Littwin and the Democrats

Price: Well, don't bother, Sefton. I don't like you, I never did, and I never will.

Sefton: A lot of people say that, and the first thing you know it, they get married, and live happily ever after.

       Stalag 17

The other bit of Littwin's column involves his complaints about the trailing Democrats attacking Howard Dean's foreign policy positions and experience. Littwin's in a snit because:

And the other suggests another kind of desperation. In this kind, they're so desperate to catch the front-runner, they're prepared to tell Democratic voters it's more important that they beat Dean than it would be for Dean to beat Bush. Try that on as a campaign slogan.
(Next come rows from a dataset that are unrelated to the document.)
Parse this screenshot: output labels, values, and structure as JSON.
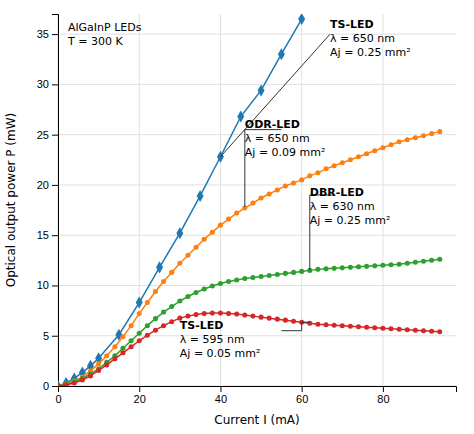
{
  "chart_data": {
    "type": "line",
    "xlabel": "Current I (mA)",
    "ylabel": "Optical output power P (mW)",
    "xlim": [
      0,
      98
    ],
    "ylim": [
      0,
      37
    ],
    "xticks": [
      0,
      20,
      40,
      60,
      80
    ],
    "yticks": [
      0,
      5,
      10,
      15,
      20,
      25,
      30,
      35
    ],
    "grid": true,
    "series": [
      {
        "marker": "diamond",
        "x": [
          0,
          2,
          4,
          6,
          8,
          10,
          15,
          20,
          25,
          30,
          35,
          40,
          45,
          50,
          55,
          60
        ],
        "values": [
          0,
          0.3,
          0.75,
          1.35,
          2.0,
          2.75,
          5.1,
          8.3,
          11.8,
          15.2,
          18.9,
          22.8,
          26.8,
          29.4,
          33.0,
          36.5
        ]
      },
      {
        "marker": "circle",
        "x": [
          0,
          2,
          4,
          6,
          8,
          10,
          12,
          14,
          16,
          18,
          20,
          22,
          24,
          26,
          28,
          30,
          32,
          34,
          36,
          38,
          40,
          42,
          44,
          46,
          48,
          50,
          52,
          54,
          56,
          58,
          60,
          62,
          64,
          66,
          68,
          70,
          72,
          74,
          76,
          78,
          80,
          82,
          84,
          86,
          88,
          90,
          92,
          94
        ],
        "values": [
          0,
          0.2,
          0.5,
          0.9,
          1.5,
          2.2,
          3.0,
          3.9,
          4.9,
          6.0,
          7.2,
          8.3,
          9.4,
          10.4,
          11.3,
          12.2,
          13.0,
          13.8,
          14.6,
          15.3,
          16.0,
          16.6,
          17.2,
          17.7,
          18.2,
          18.7,
          19.1,
          19.5,
          19.9,
          20.2,
          20.5,
          20.9,
          21.2,
          21.6,
          21.9,
          22.2,
          22.5,
          22.8,
          23.1,
          23.4,
          23.7,
          24.0,
          24.3,
          24.5,
          24.7,
          24.9,
          25.1,
          25.3
        ]
      },
      {
        "marker": "circle",
        "x": [
          0,
          2,
          4,
          6,
          8,
          10,
          12,
          14,
          16,
          18,
          20,
          22,
          24,
          26,
          28,
          30,
          32,
          34,
          36,
          38,
          40,
          42,
          44,
          46,
          48,
          50,
          52,
          54,
          56,
          58,
          60,
          62,
          64,
          66,
          68,
          70,
          72,
          74,
          76,
          78,
          80,
          82,
          84,
          86,
          88,
          90,
          92,
          94
        ],
        "values": [
          0,
          0.15,
          0.4,
          0.75,
          1.2,
          1.7,
          2.35,
          3.0,
          3.75,
          4.5,
          5.25,
          6.0,
          6.7,
          7.35,
          7.9,
          8.45,
          8.9,
          9.3,
          9.65,
          9.95,
          10.2,
          10.4,
          10.55,
          10.7,
          10.8,
          10.9,
          11.0,
          11.1,
          11.2,
          11.3,
          11.4,
          11.5,
          11.6,
          11.65,
          11.7,
          11.75,
          11.8,
          11.85,
          11.9,
          11.95,
          12.0,
          12.05,
          12.1,
          12.2,
          12.3,
          12.4,
          12.5,
          12.6
        ]
      },
      {
        "marker": "circle",
        "x": [
          0,
          2,
          4,
          6,
          8,
          10,
          12,
          14,
          16,
          18,
          20,
          22,
          24,
          26,
          28,
          30,
          32,
          34,
          36,
          38,
          40,
          42,
          44,
          46,
          48,
          50,
          52,
          54,
          56,
          58,
          60,
          62,
          64,
          66,
          68,
          70,
          72,
          74,
          76,
          78,
          80,
          82,
          84,
          86,
          88,
          90,
          92,
          94
        ],
        "values": [
          0,
          0.1,
          0.3,
          0.6,
          1.0,
          1.55,
          2.1,
          2.7,
          3.3,
          3.9,
          4.5,
          5.05,
          5.55,
          6.0,
          6.4,
          6.75,
          6.95,
          7.1,
          7.2,
          7.25,
          7.25,
          7.2,
          7.15,
          7.05,
          6.95,
          6.85,
          6.75,
          6.65,
          6.55,
          6.45,
          6.35,
          6.25,
          6.15,
          6.1,
          6.05,
          6.0,
          5.95,
          5.9,
          5.85,
          5.8,
          5.75,
          5.7,
          5.65,
          5.6,
          5.55,
          5.5,
          5.45,
          5.4
        ]
      }
    ],
    "annotations": [
      {
        "text": [
          "AlGaInP LEDs",
          "T = 300 K"
        ]
      },
      {
        "text": [
          "TS-LED",
          "λ = 650 nm",
          "Aj = 0.25 mm²"
        ],
        "x": 67,
        "y": 36.5,
        "lines": [
          [
            [
              67,
              35
            ],
            [
              40,
              22.8
            ]
          ]
        ]
      },
      {
        "text": [
          "ODR-LED",
          "λ = 650 nm",
          "Aj = 0.09 mm²"
        ],
        "x": 46,
        "y": 26.5,
        "lines": [
          [
            [
              55,
              25.5
            ],
            [
              46,
              25.5
            ],
            [
              46,
              17.8
            ]
          ]
        ]
      },
      {
        "text": [
          "DBR-LED",
          "λ = 630 nm",
          "Aj = 0.25 mm²"
        ],
        "x": 62,
        "y": 19.8,
        "lines": [
          [
            [
              68,
              19.0
            ],
            [
              62,
              19.0
            ],
            [
              62,
              11.5
            ]
          ]
        ]
      },
      {
        "text": [
          "TS-LED",
          "λ = 595 nm",
          "Aj = 0.05 mm²"
        ],
        "x": 30,
        "y": 6.5,
        "lines": [
          [
            [
              62,
              6.35
            ],
            [
              60,
              6.35
            ]
          ],
          [
            [
              55,
              5.5
            ],
            [
              60,
              5.5
            ],
            [
              60,
              6.35
            ]
          ]
        ]
      }
    ]
  }
}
No, Mike, their slogan is that it's more important that they beat Dean, because Dean can't beat Bush. That's what the whole primary nomination process is about, I've heard those ads, and they're legitimate critiques, certainly far more on the up-and-up than the NAACP suggesting that Bush was driving the truck that dragged James Byrd to death. They're reasoned appeals to Democrats not to nominate a guy who'll take the party's snowmobile into a tree.

I don't know what Littwin's worried about. That the intramurals will get so rough that the winner won't be able to lead the varsity? It seems to me that Al Gore was nominated real good, even though he didn't get elected. And John McCain managed a serious run at the nomination, enough to give Governor Bush a scare. Bush's father famously called Reagan's economy-reviving tax plan "voodoo economics," and they did marry and live happily ever after, though once the separation was final Bush pere reverted to his old ways. Coronations are better for sitting Presidents, since a real internal challenge means his own party's not happy with his on-the-job performance. Parties take a little longer to decide on challengers, and a good race toughens 'em up a little. And then they can bring the also-ran on board to "broaden their appeal" and "reach out to the other factions."
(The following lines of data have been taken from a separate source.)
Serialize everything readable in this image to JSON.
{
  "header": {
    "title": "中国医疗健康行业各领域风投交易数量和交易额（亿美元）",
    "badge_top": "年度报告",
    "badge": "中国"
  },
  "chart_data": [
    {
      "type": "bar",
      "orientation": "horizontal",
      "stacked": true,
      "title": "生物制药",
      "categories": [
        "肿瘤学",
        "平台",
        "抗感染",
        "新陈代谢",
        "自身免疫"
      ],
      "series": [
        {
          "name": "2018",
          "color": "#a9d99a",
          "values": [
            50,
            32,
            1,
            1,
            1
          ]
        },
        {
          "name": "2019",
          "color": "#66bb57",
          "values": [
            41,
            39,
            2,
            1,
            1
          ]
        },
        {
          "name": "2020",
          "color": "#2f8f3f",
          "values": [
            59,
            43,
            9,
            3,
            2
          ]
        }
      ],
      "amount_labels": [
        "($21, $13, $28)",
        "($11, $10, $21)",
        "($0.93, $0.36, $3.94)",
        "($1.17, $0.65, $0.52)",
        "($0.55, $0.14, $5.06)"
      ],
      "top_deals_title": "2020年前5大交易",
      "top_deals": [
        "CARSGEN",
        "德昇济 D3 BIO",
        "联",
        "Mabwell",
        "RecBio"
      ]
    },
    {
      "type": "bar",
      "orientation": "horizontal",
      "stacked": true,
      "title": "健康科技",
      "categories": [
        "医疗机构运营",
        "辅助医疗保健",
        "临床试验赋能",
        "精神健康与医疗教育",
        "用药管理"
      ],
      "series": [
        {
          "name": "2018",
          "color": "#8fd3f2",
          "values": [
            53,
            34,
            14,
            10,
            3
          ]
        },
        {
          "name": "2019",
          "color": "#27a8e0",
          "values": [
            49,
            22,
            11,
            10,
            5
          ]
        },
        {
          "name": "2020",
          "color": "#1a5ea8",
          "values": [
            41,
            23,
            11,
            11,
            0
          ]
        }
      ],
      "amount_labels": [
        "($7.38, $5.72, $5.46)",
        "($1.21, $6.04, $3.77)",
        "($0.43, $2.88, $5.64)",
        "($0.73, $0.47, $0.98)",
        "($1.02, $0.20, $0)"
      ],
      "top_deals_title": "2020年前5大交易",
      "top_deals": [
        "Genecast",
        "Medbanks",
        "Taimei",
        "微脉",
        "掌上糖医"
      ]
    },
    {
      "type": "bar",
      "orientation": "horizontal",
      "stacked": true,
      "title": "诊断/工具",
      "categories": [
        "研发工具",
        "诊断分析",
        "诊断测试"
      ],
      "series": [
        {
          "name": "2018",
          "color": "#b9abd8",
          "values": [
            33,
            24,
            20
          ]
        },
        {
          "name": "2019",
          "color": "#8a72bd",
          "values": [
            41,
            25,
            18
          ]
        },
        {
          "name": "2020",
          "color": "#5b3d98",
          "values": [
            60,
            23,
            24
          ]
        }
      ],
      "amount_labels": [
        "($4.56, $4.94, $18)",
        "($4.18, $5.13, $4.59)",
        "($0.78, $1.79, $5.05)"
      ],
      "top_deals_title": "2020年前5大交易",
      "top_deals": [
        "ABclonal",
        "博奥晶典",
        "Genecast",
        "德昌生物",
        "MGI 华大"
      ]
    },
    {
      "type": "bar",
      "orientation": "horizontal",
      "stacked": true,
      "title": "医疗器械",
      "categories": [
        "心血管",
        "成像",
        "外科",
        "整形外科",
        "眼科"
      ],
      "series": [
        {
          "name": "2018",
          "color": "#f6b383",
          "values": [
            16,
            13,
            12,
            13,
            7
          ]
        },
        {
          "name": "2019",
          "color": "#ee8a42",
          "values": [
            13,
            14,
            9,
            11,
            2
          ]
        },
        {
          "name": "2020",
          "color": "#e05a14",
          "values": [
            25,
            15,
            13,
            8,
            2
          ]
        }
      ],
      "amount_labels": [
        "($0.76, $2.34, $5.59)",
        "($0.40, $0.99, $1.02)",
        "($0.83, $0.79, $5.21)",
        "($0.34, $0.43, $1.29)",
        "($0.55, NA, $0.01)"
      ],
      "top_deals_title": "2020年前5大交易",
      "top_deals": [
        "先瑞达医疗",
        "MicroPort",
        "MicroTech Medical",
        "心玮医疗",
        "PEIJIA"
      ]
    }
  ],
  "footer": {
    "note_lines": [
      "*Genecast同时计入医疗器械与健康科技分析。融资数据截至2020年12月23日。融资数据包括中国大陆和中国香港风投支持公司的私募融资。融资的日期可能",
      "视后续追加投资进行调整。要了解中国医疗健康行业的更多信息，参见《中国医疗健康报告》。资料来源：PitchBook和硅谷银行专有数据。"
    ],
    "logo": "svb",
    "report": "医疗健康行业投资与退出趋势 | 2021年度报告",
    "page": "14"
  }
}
The nominating process is about finding someone who can a) win, and b) represents the party's ideals, and c) can lead once he wins. Sometimes you have to compromise on b) to get a). Sometimes you end up ditching a) to get b), just ask the California Republicans. But it's perfectly legitimate to run ads reminding primary voters that the guy they're considering getting married to has some deficiencies in a) and c), and is he really all that much b), after all? Remember, this year's process is so front-loaded that the game will likely be over by March. If the Democrats go ahead and hand Dean the first round, there's not gonna be a second round for second thoughts.

Which brings us to the dynamics of caucuses and primaries. About which I know almost nothing. Deacon and Trunk over at Powerline has posted a couple of articles about the alternatives to Dean, and the chances that he'll be stopped. Peter Schramm over at No Left Turns is arguing that Clark's the guy to do it. (He also finds it interesting that Sharpton is ahead of Kerry and Edwards, but that doesn't surprise me. It's almost certainly entirely the black vote. Sharpton ran for office, what, three times in New York? And he always ended up with the same percentages, and it was always the same voters. The fact that he's picking the same faces out of a larger crowd shouldn't surprise anyone. Disappoint, disturb, and dismay them, yes. But not surprise.)

I know this much. If Clark somehow turns into Frank Reich and gets the nomination, his only card is his foreign policy "experience." Aside from the part of alienating every military officer who'll talk about him, that rests on his role in Kosovo. The Balkans, as Tina Brown, plumping for Hillary, points out, is full of unpronounceable places and people. Expect the debate moderators or Clark himself to bring those up, just to get Bush to try. Expect the papers the next day to lead with whatever happens.